The real kicker of all of these missing game modes is the fact that the gameplay itself is actually really solid. The new twelve-player collision physics engine makes every skater on the ice live, making for some really crazy scrums in front of the net and hits that can take out three or four players at a time. It’s chaotic and fun, and something only made possible thanks to the new, more powerful hardware. A brand new puck physics engine has the frozen disc bounce around and be as unpredictable as the one you see on TV. This allows the puck to hit off players, die out on used ice and deflect off the boards, creating all new realistic ways to play the game. A brand new skill stick helps to simplify the controls, giving you smoother and more refined movements when trying to dangle around defenders. Although they took away a lot of the old dekes you could pull off in NHL 14, this forces you to play a more realistic style of play — dump and chase and cycle the puck instead of being a one man show and being able to deke through the entire team.

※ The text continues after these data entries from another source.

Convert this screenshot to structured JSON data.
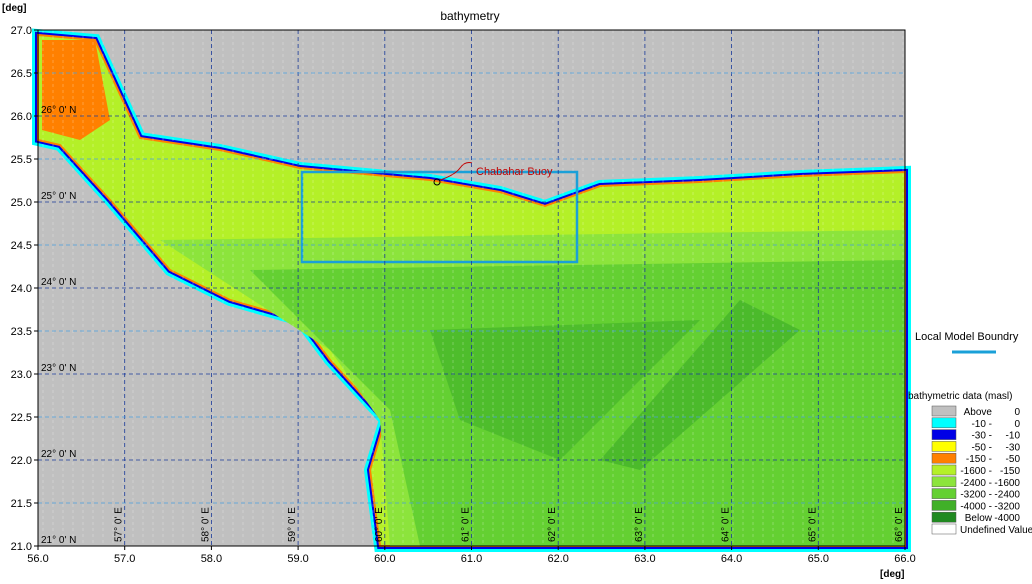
{
  "map": {
    "title": "bathymetry",
    "y_unit": "[deg]",
    "x_unit": "[deg]",
    "xlim": [
      56,
      66
    ],
    "ylim": [
      21,
      27
    ],
    "xticks": [
      {
        "value": 56,
        "label": "56.0"
      },
      {
        "value": 57,
        "label": "57.0"
      },
      {
        "value": 58,
        "label": "58.0"
      },
      {
        "value": 59,
        "label": "59.0"
      },
      {
        "value": 60,
        "label": "60.0"
      },
      {
        "value": 61,
        "label": "61.0"
      },
      {
        "value": 62,
        "label": "62.0"
      },
      {
        "value": 63,
        "label": "63.0"
      },
      {
        "value": 64,
        "label": "64.0"
      },
      {
        "value": 65,
        "label": "65.0"
      },
      {
        "value": 66,
        "label": "66.0"
      }
    ],
    "yticks": [
      {
        "value": 21,
        "label": "21.0"
      },
      21.5,
      {
        "value": 22,
        "label": "22.0"
      },
      22.5,
      {
        "value": 23,
        "label": "23.0"
      },
      23.5,
      {
        "value": 24,
        "label": "24.0"
      },
      24.5,
      {
        "value": 25,
        "label": "25.0"
      },
      25.5,
      {
        "value": 26,
        "label": "26.0"
      },
      26.5,
      {
        "value": 27,
        "label": "27.0"
      }
    ],
    "lat_labels": [
      {
        "value": 21,
        "label": "21° 0' N"
      },
      {
        "value": 22,
        "label": "22° 0' N"
      },
      {
        "value": 23,
        "label": "23° 0' N"
      },
      {
        "value": 24,
        "label": "24° 0' N"
      },
      {
        "value": 25,
        "label": "25° 0' N"
      },
      {
        "value": 26,
        "label": "26° 0' N"
      }
    ],
    "lon_labels": [
      {
        "value": 57,
        "label": "57° 0' E"
      },
      {
        "value": 58,
        "label": "58° 0' E"
      },
      {
        "value": 59,
        "label": "59° 0' E"
      },
      {
        "value": 60,
        "label": "60° 0' E"
      },
      {
        "value": 61,
        "label": "61° 0' E"
      },
      {
        "value": 62,
        "label": "62° 0' E"
      },
      {
        "value": 63,
        "label": "63° 0' E"
      },
      {
        "value": 64,
        "label": "64° 0' E"
      },
      {
        "value": 65,
        "label": "65° 0' E"
      },
      {
        "value": 66,
        "label": "66° 0' E"
      }
    ],
    "annotation": "Chabahar Buoy",
    "boundary_legend": "Local Model Boundry",
    "legend_title": "bathymetric data (masl)",
    "legend": [
      {
        "from": "Above",
        "to": "0",
        "color": "#c0c0c0"
      },
      {
        "from": "-10 -",
        "to": "0",
        "color": "#00ffff"
      },
      {
        "from": "-30 -",
        "to": "-10",
        "color": "#0000e6"
      },
      {
        "from": "-50 -",
        "to": "-30",
        "color": "#ffff00"
      },
      {
        "from": "-150 -",
        "to": "-50",
        "color": "#ff8000"
      },
      {
        "from": "-1600 -",
        "to": "-150",
        "color": "#b4f028"
      },
      {
        "from": "-2400 -",
        "to": "-1600",
        "color": "#8ce43c"
      },
      {
        "from": "-3200 -",
        "to": "-2400",
        "color": "#64d032"
      },
      {
        "from": "-4000 -",
        "to": "-3200",
        "color": "#40b028"
      },
      {
        "from": "Below",
        "to": "-4000",
        "color": "#208a20"
      },
      {
        "from": "Undefined Value",
        "color": "#ffffff"
      }
    ]
  }
}
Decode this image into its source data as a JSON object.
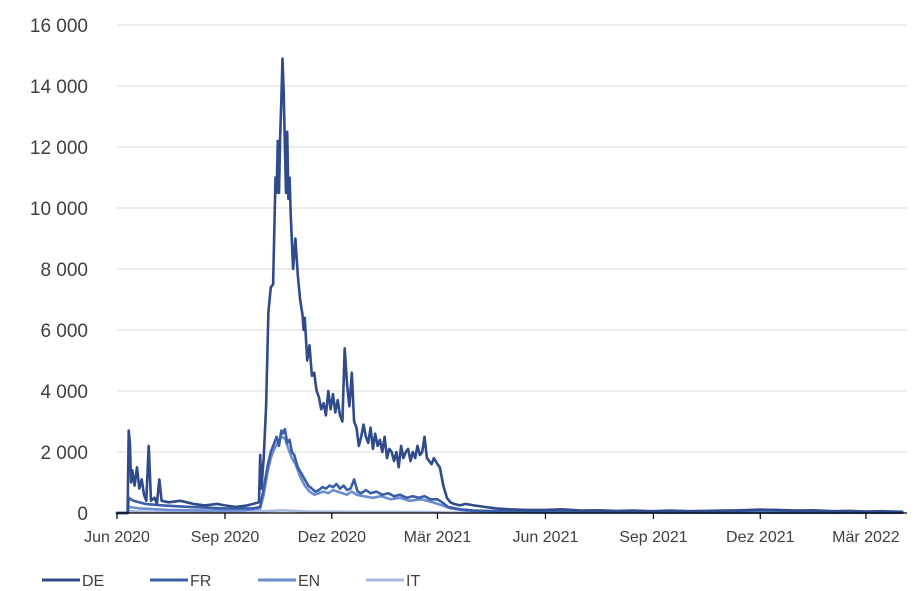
{
  "chart_data": {
    "type": "line",
    "title": "",
    "xlabel": "",
    "ylabel": "",
    "ylim": [
      0,
      16000
    ],
    "xlim": [
      "2020-06-01",
      "2022-04-05"
    ],
    "y_ticks": [
      0,
      2000,
      4000,
      6000,
      8000,
      10000,
      12000,
      14000,
      16000
    ],
    "y_tick_labels": [
      "0",
      "2 000",
      "4 000",
      "6 000",
      "8 000",
      "10 000",
      "12 000",
      "14 000",
      "16 000"
    ],
    "x_ticks": [
      "2020-06-01",
      "2020-09-01",
      "2020-12-01",
      "2021-03-01",
      "2021-06-01",
      "2021-09-01",
      "2021-12-01",
      "2022-03-01"
    ],
    "x_tick_labels": [
      "Jun 2020",
      "Sep 2020",
      "Dez 2020",
      "Mär 2021",
      "Jun 2021",
      "Sep 2021",
      "Dez 2021",
      "Mär 2022"
    ],
    "grid": "horizontal",
    "legend": "bottom-left",
    "colors": {
      "DE": "#2f4b8c",
      "FR": "#3b5ea8",
      "EN": "#6c8ed1",
      "IT": "#a9b8de"
    },
    "series": [
      {
        "name": "DE",
        "points": [
          [
            "2020-06-01",
            0
          ],
          [
            "2020-06-10",
            0
          ],
          [
            "2020-06-11",
            2700
          ],
          [
            "2020-06-12",
            2300
          ],
          [
            "2020-06-13",
            1000
          ],
          [
            "2020-06-14",
            1400
          ],
          [
            "2020-06-16",
            900
          ],
          [
            "2020-06-18",
            1500
          ],
          [
            "2020-06-20",
            800
          ],
          [
            "2020-06-22",
            1100
          ],
          [
            "2020-06-24",
            600
          ],
          [
            "2020-06-26",
            400
          ],
          [
            "2020-06-28",
            2200
          ],
          [
            "2020-06-30",
            400
          ],
          [
            "2020-07-03",
            500
          ],
          [
            "2020-07-05",
            300
          ],
          [
            "2020-07-07",
            1100
          ],
          [
            "2020-07-09",
            400
          ],
          [
            "2020-07-15",
            350
          ],
          [
            "2020-07-25",
            400
          ],
          [
            "2020-08-05",
            300
          ],
          [
            "2020-08-15",
            250
          ],
          [
            "2020-08-25",
            300
          ],
          [
            "2020-09-01",
            250
          ],
          [
            "2020-09-10",
            200
          ],
          [
            "2020-09-20",
            250
          ],
          [
            "2020-09-25",
            300
          ],
          [
            "2020-09-30",
            350
          ],
          [
            "2020-10-01",
            1900
          ],
          [
            "2020-10-02",
            800
          ],
          [
            "2020-10-04",
            1800
          ],
          [
            "2020-10-06",
            3500
          ],
          [
            "2020-10-08",
            6600
          ],
          [
            "2020-10-10",
            7400
          ],
          [
            "2020-10-12",
            7500
          ],
          [
            "2020-10-14",
            11000
          ],
          [
            "2020-10-15",
            10500
          ],
          [
            "2020-10-16",
            12200
          ],
          [
            "2020-10-17",
            10500
          ],
          [
            "2020-10-18",
            12400
          ],
          [
            "2020-10-19",
            13500
          ],
          [
            "2020-10-20",
            14900
          ],
          [
            "2020-10-21",
            13800
          ],
          [
            "2020-10-22",
            12000
          ],
          [
            "2020-10-23",
            10500
          ],
          [
            "2020-10-24",
            12500
          ],
          [
            "2020-10-25",
            10300
          ],
          [
            "2020-10-26",
            11000
          ],
          [
            "2020-10-27",
            9800
          ],
          [
            "2020-10-29",
            8000
          ],
          [
            "2020-10-31",
            9000
          ],
          [
            "2020-11-02",
            7800
          ],
          [
            "2020-11-04",
            7000
          ],
          [
            "2020-11-06",
            6500
          ],
          [
            "2020-11-07",
            6000
          ],
          [
            "2020-11-08",
            6400
          ],
          [
            "2020-11-10",
            5000
          ],
          [
            "2020-11-12",
            5500
          ],
          [
            "2020-11-14",
            4500
          ],
          [
            "2020-11-16",
            4600
          ],
          [
            "2020-11-18",
            4000
          ],
          [
            "2020-11-20",
            3800
          ],
          [
            "2020-11-22",
            3400
          ],
          [
            "2020-11-24",
            3600
          ],
          [
            "2020-11-26",
            3200
          ],
          [
            "2020-11-28",
            4000
          ],
          [
            "2020-11-30",
            3400
          ],
          [
            "2020-12-02",
            3900
          ],
          [
            "2020-12-04",
            3300
          ],
          [
            "2020-12-06",
            3700
          ],
          [
            "2020-12-08",
            3200
          ],
          [
            "2020-12-10",
            3000
          ],
          [
            "2020-12-12",
            5400
          ],
          [
            "2020-12-14",
            4200
          ],
          [
            "2020-12-16",
            3500
          ],
          [
            "2020-12-18",
            4600
          ],
          [
            "2020-12-20",
            3000
          ],
          [
            "2020-12-22",
            2800
          ],
          [
            "2020-12-24",
            2200
          ],
          [
            "2020-12-26",
            2500
          ],
          [
            "2020-12-28",
            2900
          ],
          [
            "2020-12-30",
            2500
          ],
          [
            "2021-01-01",
            2300
          ],
          [
            "2021-01-03",
            2800
          ],
          [
            "2021-01-05",
            2100
          ],
          [
            "2021-01-07",
            2600
          ],
          [
            "2021-01-09",
            2200
          ],
          [
            "2021-01-11",
            2400
          ],
          [
            "2021-01-13",
            2000
          ],
          [
            "2021-01-15",
            2500
          ],
          [
            "2021-01-17",
            1800
          ],
          [
            "2021-01-19",
            2100
          ],
          [
            "2021-01-21",
            2000
          ],
          [
            "2021-01-23",
            1700
          ],
          [
            "2021-01-25",
            2000
          ],
          [
            "2021-01-27",
            1500
          ],
          [
            "2021-01-29",
            2200
          ],
          [
            "2021-01-31",
            1800
          ],
          [
            "2021-02-02",
            2000
          ],
          [
            "2021-02-04",
            2100
          ],
          [
            "2021-02-06",
            1700
          ],
          [
            "2021-02-08",
            2000
          ],
          [
            "2021-02-10",
            1800
          ],
          [
            "2021-02-12",
            2200
          ],
          [
            "2021-02-14",
            1900
          ],
          [
            "2021-02-16",
            2000
          ],
          [
            "2021-02-18",
            2500
          ],
          [
            "2021-02-20",
            1800
          ],
          [
            "2021-02-22",
            1700
          ],
          [
            "2021-02-24",
            1600
          ],
          [
            "2021-02-26",
            1800
          ],
          [
            "2021-03-01",
            1600
          ],
          [
            "2021-03-03",
            1500
          ],
          [
            "2021-03-06",
            900
          ],
          [
            "2021-03-09",
            500
          ],
          [
            "2021-03-12",
            350
          ],
          [
            "2021-03-15",
            300
          ],
          [
            "2021-03-20",
            250
          ],
          [
            "2021-03-25",
            300
          ],
          [
            "2021-04-01",
            250
          ],
          [
            "2021-04-10",
            200
          ],
          [
            "2021-04-20",
            150
          ],
          [
            "2021-05-01",
            120
          ],
          [
            "2021-05-15",
            100
          ],
          [
            "2021-06-01",
            100
          ],
          [
            "2021-06-15",
            120
          ],
          [
            "2021-07-01",
            80
          ],
          [
            "2021-07-15",
            90
          ],
          [
            "2021-08-01",
            70
          ],
          [
            "2021-08-15",
            80
          ],
          [
            "2021-09-01",
            60
          ],
          [
            "2021-09-15",
            80
          ],
          [
            "2021-10-01",
            60
          ],
          [
            "2021-10-15",
            70
          ],
          [
            "2021-11-01",
            80
          ],
          [
            "2021-11-15",
            90
          ],
          [
            "2021-12-01",
            110
          ],
          [
            "2021-12-15",
            100
          ],
          [
            "2022-01-01",
            80
          ],
          [
            "2022-01-15",
            90
          ],
          [
            "2022-02-01",
            60
          ],
          [
            "2022-02-15",
            70
          ],
          [
            "2022-03-01",
            50
          ],
          [
            "2022-03-15",
            60
          ],
          [
            "2022-04-01",
            40
          ]
        ]
      },
      {
        "name": "FR",
        "points": [
          [
            "2020-06-01",
            0
          ],
          [
            "2020-06-10",
            0
          ],
          [
            "2020-06-11",
            500
          ],
          [
            "2020-06-15",
            400
          ],
          [
            "2020-06-25",
            300
          ],
          [
            "2020-07-10",
            250
          ],
          [
            "2020-08-01",
            200
          ],
          [
            "2020-09-01",
            150
          ],
          [
            "2020-09-25",
            150
          ],
          [
            "2020-10-01",
            200
          ],
          [
            "2020-10-04",
            800
          ],
          [
            "2020-10-07",
            1500
          ],
          [
            "2020-10-10",
            2000
          ],
          [
            "2020-10-13",
            2300
          ],
          [
            "2020-10-15",
            2500
          ],
          [
            "2020-10-17",
            2200
          ],
          [
            "2020-10-19",
            2700
          ],
          [
            "2020-10-20",
            2600
          ],
          [
            "2020-10-22",
            2750
          ],
          [
            "2020-10-24",
            2300
          ],
          [
            "2020-10-26",
            2400
          ],
          [
            "2020-10-28",
            2000
          ],
          [
            "2020-10-30",
            1900
          ],
          [
            "2020-11-02",
            1500
          ],
          [
            "2020-11-05",
            1300
          ],
          [
            "2020-11-08",
            1100
          ],
          [
            "2020-11-11",
            900
          ],
          [
            "2020-11-14",
            800
          ],
          [
            "2020-11-17",
            700
          ],
          [
            "2020-11-20",
            750
          ],
          [
            "2020-11-23",
            850
          ],
          [
            "2020-11-26",
            800
          ],
          [
            "2020-11-29",
            900
          ],
          [
            "2020-12-02",
            850
          ],
          [
            "2020-12-05",
            950
          ],
          [
            "2020-12-08",
            800
          ],
          [
            "2020-12-11",
            900
          ],
          [
            "2020-12-14",
            750
          ],
          [
            "2020-12-17",
            800
          ],
          [
            "2020-12-20",
            1100
          ],
          [
            "2020-12-23",
            700
          ],
          [
            "2020-12-26",
            650
          ],
          [
            "2020-12-30",
            750
          ],
          [
            "2021-01-03",
            650
          ],
          [
            "2021-01-08",
            700
          ],
          [
            "2021-01-13",
            600
          ],
          [
            "2021-01-18",
            650
          ],
          [
            "2021-01-23",
            550
          ],
          [
            "2021-01-28",
            600
          ],
          [
            "2021-02-03",
            500
          ],
          [
            "2021-02-08",
            550
          ],
          [
            "2021-02-13",
            500
          ],
          [
            "2021-02-18",
            550
          ],
          [
            "2021-02-23",
            450
          ],
          [
            "2021-03-01",
            450
          ],
          [
            "2021-03-05",
            350
          ],
          [
            "2021-03-10",
            200
          ],
          [
            "2021-03-20",
            120
          ],
          [
            "2021-04-01",
            80
          ],
          [
            "2021-05-01",
            50
          ],
          [
            "2021-07-01",
            30
          ],
          [
            "2021-10-01",
            20
          ],
          [
            "2022-01-01",
            20
          ],
          [
            "2022-04-01",
            15
          ]
        ]
      },
      {
        "name": "EN",
        "points": [
          [
            "2020-06-01",
            0
          ],
          [
            "2020-06-10",
            0
          ],
          [
            "2020-06-11",
            200
          ],
          [
            "2020-06-20",
            150
          ],
          [
            "2020-07-15",
            100
          ],
          [
            "2020-08-15",
            80
          ],
          [
            "2020-09-15",
            80
          ],
          [
            "2020-10-01",
            150
          ],
          [
            "2020-10-04",
            600
          ],
          [
            "2020-10-07",
            1300
          ],
          [
            "2020-10-10",
            1800
          ],
          [
            "2020-10-13",
            2100
          ],
          [
            "2020-10-16",
            2300
          ],
          [
            "2020-10-19",
            2500
          ],
          [
            "2020-10-22",
            2450
          ],
          [
            "2020-10-25",
            2100
          ],
          [
            "2020-10-28",
            1800
          ],
          [
            "2020-10-31",
            1600
          ],
          [
            "2020-11-04",
            1200
          ],
          [
            "2020-11-08",
            900
          ],
          [
            "2020-11-12",
            700
          ],
          [
            "2020-11-16",
            600
          ],
          [
            "2020-11-20",
            650
          ],
          [
            "2020-11-24",
            700
          ],
          [
            "2020-11-28",
            650
          ],
          [
            "2020-12-02",
            750
          ],
          [
            "2020-12-06",
            700
          ],
          [
            "2020-12-10",
            650
          ],
          [
            "2020-12-14",
            600
          ],
          [
            "2020-12-18",
            700
          ],
          [
            "2020-12-22",
            600
          ],
          [
            "2020-12-28",
            550
          ],
          [
            "2021-01-05",
            500
          ],
          [
            "2021-01-12",
            550
          ],
          [
            "2021-01-20",
            450
          ],
          [
            "2021-01-28",
            500
          ],
          [
            "2021-02-05",
            400
          ],
          [
            "2021-02-15",
            450
          ],
          [
            "2021-02-25",
            350
          ],
          [
            "2021-03-05",
            250
          ],
          [
            "2021-03-12",
            150
          ],
          [
            "2021-03-25",
            80
          ],
          [
            "2021-04-15",
            40
          ],
          [
            "2021-06-01",
            20
          ],
          [
            "2021-10-01",
            15
          ],
          [
            "2022-01-01",
            10
          ],
          [
            "2022-04-01",
            10
          ]
        ]
      },
      {
        "name": "IT",
        "points": [
          [
            "2020-06-01",
            0
          ],
          [
            "2020-06-10",
            0
          ],
          [
            "2020-06-11",
            60
          ],
          [
            "2020-07-01",
            30
          ],
          [
            "2020-09-01",
            20
          ],
          [
            "2020-10-05",
            60
          ],
          [
            "2020-10-20",
            90
          ],
          [
            "2020-11-10",
            50
          ],
          [
            "2020-12-15",
            40
          ],
          [
            "2021-01-15",
            35
          ],
          [
            "2021-02-15",
            30
          ],
          [
            "2021-03-15",
            15
          ],
          [
            "2021-06-01",
            5
          ],
          [
            "2022-04-01",
            5
          ]
        ]
      }
    ]
  }
}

The biggest addition to the new game is the all-new NBC presentation and commentary team headed by the famed duo of Mike “Doc” Emrick, Eddie Olcyzk and Ray Ferraro. Couple that with total recreation of most of the NHL arenas you see every day, the visuals in the game are outstanding, and the new commentary team, while a bit sluggish at times, shows real brilliance in what we could see in the years to come. Still, there is almost no substance to the great gameplay and presentation, and the laundry list of missing game modes and features is unacceptable for a next-gen offering.
A few more missing game modes include:
- Online shootout mode
- Be a legend
- Winter Classic
- NHL 94 mode
- Tournament/battle for the cup mode
- Season mode (CHL/AHL)
With those missing on top of the EASHL, Online Team Play and GM connected, you are really buying what feels like a half finished game along with a promise from EA sports to update the game throughout the year to hopefully add in some of these missing features. The problem is the game is still going to cost you $60-$70 at retail. Full price for half a game and a promise doesn’t fly with me, even more so when it happens to be my favourite gaming franchise. So, as it stands right now, I can’t recommend buying NHL 15 on Xbox One/PlayStation 4 in its current state. My hopes are that EA lives up to its word and hopefully by Christmas the game is much more complete, but again, we aren’t reviewing what it COULD be, we have to look at what it is, and right now it’s not worth your money.
This review is based on the Xbox One version of NHL 15. The game is also available on PlayStation 3, PlayStation 4 and Xbox 360.